This blog captures my journey as I tried to understand how a Transformer block works — from the self-attention mechanism to the feed-forward network (FNN), and eventually into the world of Mixture of Experts (MoE). Rather than jumping into equations or research jargon, I started with simple questions that naturally arose as I tried to break things down from first principles.


How Does Self-Attention Work?

I began by trying to make sense of self-attention. The key insight is:

Self-attention learns which tokens in a sequence should attend to each other.

Each token outputs a 768-dimensional vector (assuming hidden size = 768). For 10 tokens, the self-attention layer gives us a 10×768 matrix. This output then goes to the next layer in the Transformer block.


What Happens After Self-Attention?

The next layer is the Feed-Forward Network (FNN), which is applied independently to each token.

This initially confused me:

“Do we feed all 10 tokens into a single FNN?”

No. It turns out that each of the 10 token embeddings is passed independently through the same FNN, i.e., the same parameters are applied to each token’s vector in parallel (not 10 different FNNs). This is efficiently implemented in batch using matrix operations.


What Does “Independently” Mean?

“Independently” just means that the FNN processes each token vector without considering the others.
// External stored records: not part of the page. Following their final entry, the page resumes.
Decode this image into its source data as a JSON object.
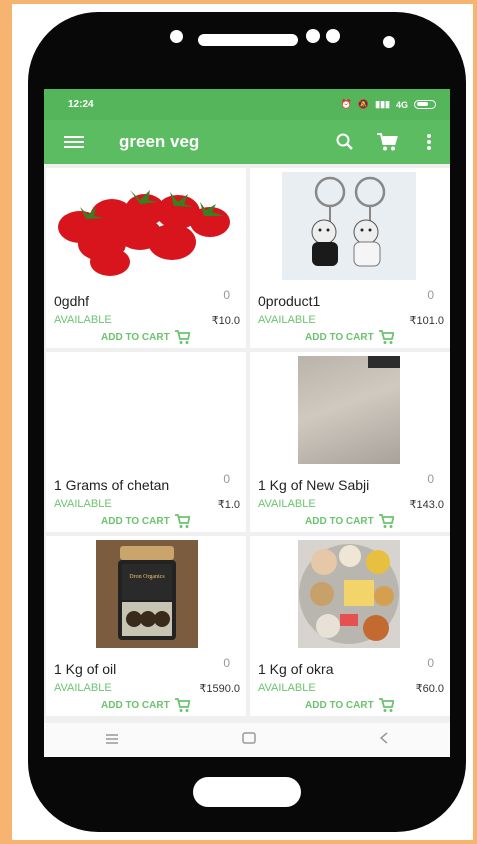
{
  "status": {
    "time": "12:24",
    "network": "4G"
  },
  "toolbar": {
    "title": "green veg",
    "icons": [
      "menu-icon",
      "search-icon",
      "cart-icon",
      "overflow-icon"
    ]
  },
  "products": [
    {
      "name": "0gdhf",
      "qty": "0",
      "availability": "AVAILABLE",
      "price": "₹10.0",
      "cart_label": "ADD TO CART",
      "image": "strawberries"
    },
    {
      "name": "0product1",
      "qty": "0",
      "availability": "AVAILABLE",
      "price": "₹101.0",
      "cart_label": "ADD TO CART",
      "image": "keychains"
    },
    {
      "name": "1 Grams of chetan",
      "qty": "0",
      "availability": "AVAILABLE",
      "price": "₹1.0",
      "cart_label": "ADD TO CART",
      "image": ""
    },
    {
      "name": "1 Kg of New Sabji",
      "qty": "0",
      "availability": "AVAILABLE",
      "price": "₹143.0",
      "cart_label": "ADD TO CART",
      "image": "photo"
    },
    {
      "name": "1 Kg of oil",
      "qty": "0",
      "availability": "AVAILABLE",
      "price": "₹1590.0",
      "cart_label": "ADD TO CART",
      "image": "jar"
    },
    {
      "name": "1 Kg of okra",
      "qty": "0",
      "availability": "AVAILABLE",
      "price": "₹60.0",
      "cart_label": "ADD TO CART",
      "image": "thali"
    }
  ],
  "jar_label": "Dron Organics",
  "colors": {
    "primary": "#5cbc62",
    "status": "#55b55a",
    "available": "#6cc46f",
    "frame": "#f6b470"
  }
}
It does not mean separate FNNs—just the same FNN applied to each token.


So What Does the FNN Actually Do?

A standard Transformer FNN looks like this:

FNN(x) = max(0, xW₁ + b₁)W₂ + b₂

  • Input: A 768-dim token vector
  • Hidden layer: Often 3072-dim (called d_ff)
  • Output: Back to 768-dim

So it expands, applies nonlinearity, and compresses back.


Where Do Mixture of Experts (MoE) Come In?

While standard Transformers use the same FNN for all tokens, MoE replaces this shared FNN with a pool of multiple FNNs (called “experts”), and each token is routed to a subset of these experts.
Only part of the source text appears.